Tuesday, August 18, 2015

Retirement and Charitable Remainder Trusts

I got a call from a potential client yesterday. Looking towards retirement he said "tax optimization" is his goal and he seems to believe that setting up a charitable remainder trust (CRT) is the way to achieve that. Unfortunately, he caught me off guard with some terminology from some online stuff he had been reading so I probably won't be gaining him as a client.

Also unfortunately, for him, based on his readings on the Internet he strongly believes that the distributions a donor receives from a charitable remainder trust are tax free. There are exceptions but having them apply is rare. In general, distributions from a CRT are taxable to the recipient. Technically, the nature of the income earned by the trust determines the taxability of the distribution. First, all the ordinary income (taxable at ordinary rates) is deemed to comprise the distribution, then any capital gains and finally any tax exempt income.

Example 1: Suppose a CRT starts with $100,000 of assets and earns a total of $9,000 during the year composed of $4,000 of ordinary income, $3,000 of long term capital gains and $2,000 of tax exempt interest. Let's assume the distributions are $5,000 per year. The ordinary income is deemed to be distributed first, then the long term capital gains, then the exempt interest. So our donor/taxpayer has $4,000 of ordinary income, $1,000 of long term capital gains and $0 of tax exempt interest.

Example 2: The CRT starts with $100,000 of assets and somehow manages to earn $5,000 of tax exempt interest. Now the $5,000 distribution is tax exempt to the recipient.

A problem is, in today's economy, it's somewhere between difficult and impossible to earn 5% or more on an investment in state and local bonds (the securities that generate tax exempt interest income) without taking extraordinary risks. On top of that, the trustee will be attempting to maximize the remainder interest (for the benefit of the charity) which is not conducive to investments in low interest bonds. Remember, the CRT isn't paying income taxes so the trustee has zero incentive to make investments that generate tax exempt income.

I regret not making a better impression on my caller for two reasons. First, I'm almost certainly not getting him as a client. Second, he's liable to make an irreversible decision based on his misinformation, something that would be avoided if he had me as his CPA.

Takeaway for me: Be ready for anything, particularly jargon created for use in sales pitches.

Takeaway for you: Don't believe everything you read on the Internet, especially about finances and taxes.

Caveat: The rules regarding charitable remainder trusts are way more complex and arcane than covered in this post. Don't even think about creating one for your favorite charitable organization until you've consulted with a tax professional, ONE WHO DOESN"T CARE WHETHER YOU CREATE A CRT OR NOT.

If you have questions about charitable remainder trusts or retirement planning or anything else related to income taxes, email me at bill@hollandbrowncpa.com. I promise I know more about this stuff than yesterday's caller probably believes.

Monday, July 20, 2015

Virginia's Sales Tax Holiday

Below is an email from the Virginia Department of Taxation describing the upcoming Virginia sales tax holiday.

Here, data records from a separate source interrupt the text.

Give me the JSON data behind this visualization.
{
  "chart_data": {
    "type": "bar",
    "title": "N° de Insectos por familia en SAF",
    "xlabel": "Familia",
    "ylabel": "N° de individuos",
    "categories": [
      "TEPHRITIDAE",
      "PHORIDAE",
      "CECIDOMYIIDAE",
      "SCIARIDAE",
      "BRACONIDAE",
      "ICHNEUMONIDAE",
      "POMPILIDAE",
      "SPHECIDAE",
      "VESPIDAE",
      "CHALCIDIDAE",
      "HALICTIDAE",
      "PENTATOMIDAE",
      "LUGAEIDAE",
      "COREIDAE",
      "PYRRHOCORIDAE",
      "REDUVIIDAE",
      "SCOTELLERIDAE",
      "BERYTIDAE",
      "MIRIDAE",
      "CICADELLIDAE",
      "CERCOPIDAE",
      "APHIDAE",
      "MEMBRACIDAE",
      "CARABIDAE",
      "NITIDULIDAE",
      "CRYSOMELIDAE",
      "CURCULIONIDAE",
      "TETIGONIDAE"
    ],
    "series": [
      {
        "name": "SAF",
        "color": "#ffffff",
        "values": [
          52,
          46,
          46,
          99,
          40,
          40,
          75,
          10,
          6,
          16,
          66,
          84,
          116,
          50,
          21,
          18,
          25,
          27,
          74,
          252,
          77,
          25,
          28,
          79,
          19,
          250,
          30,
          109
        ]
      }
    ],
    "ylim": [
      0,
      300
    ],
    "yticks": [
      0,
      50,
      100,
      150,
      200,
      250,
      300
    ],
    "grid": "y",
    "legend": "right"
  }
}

Save on qualifying items during Virginia’s 3-day sales tax holiday Aug. 7-9

Virginia shoppers get a break from local and state sales tax on qualifying back-to-school, emergency preparedness and energy efficient items during the state’s sales tax holiday, Friday, Aug. 7 through Sunday, Aug. 9, 2015.

New legislation enacted by the 2015 General Assembly combined Virginia’s three existing sales tax holidays into one, three-day holiday in August. Previously, the August sales tax holiday only applied to qualifying back-to-school items. For detailed information on the combined holiday, refer to the department's Combined Sales Tax Holiday Guidelines and Rules.

Overview of Exempt Items include:
·         Qualifying school supplies - $20 or less per item
·         Qualifying clothing and footwear - $100 or less per item  
·         Portable generators - $1,000 or less per item
·         Gas-powered chainsaws - $350 or less per item
·         Chainsaw accessories - $60 or less per item
·         Other specified hurricane and emergency preparedness items - $60 or less per item 
·         Energy Star labeled dishwashers, clothes washers, air conditioners, ceiling fans,  light bulbs, dehumidifiers, and refrigerators - $2,500 or less per item purchased for noncommercial home or personal use
·         WaterSense labeled bathroom sink faucets, faucet accessories such as aerators and shower heads, toilets, urinals, and landscape irrigation controllers - $2,500 or less per item purchased for noncommercial home or personal use

Notable additions to the list of qualifying items from previous years include certain computer supplies priced at $20 or less per item, such as computer storage media and printer paper, and all light bulbs affixed with the Energy Star label.

For additional information on the sales tax holiday, including detailed lists of qualifying items, visit the department’s Sales Tax Holiday web page.

Note that although used to be a back-to-school tax holiday qualified items now include many related to emergency preparedness and energy efficiency.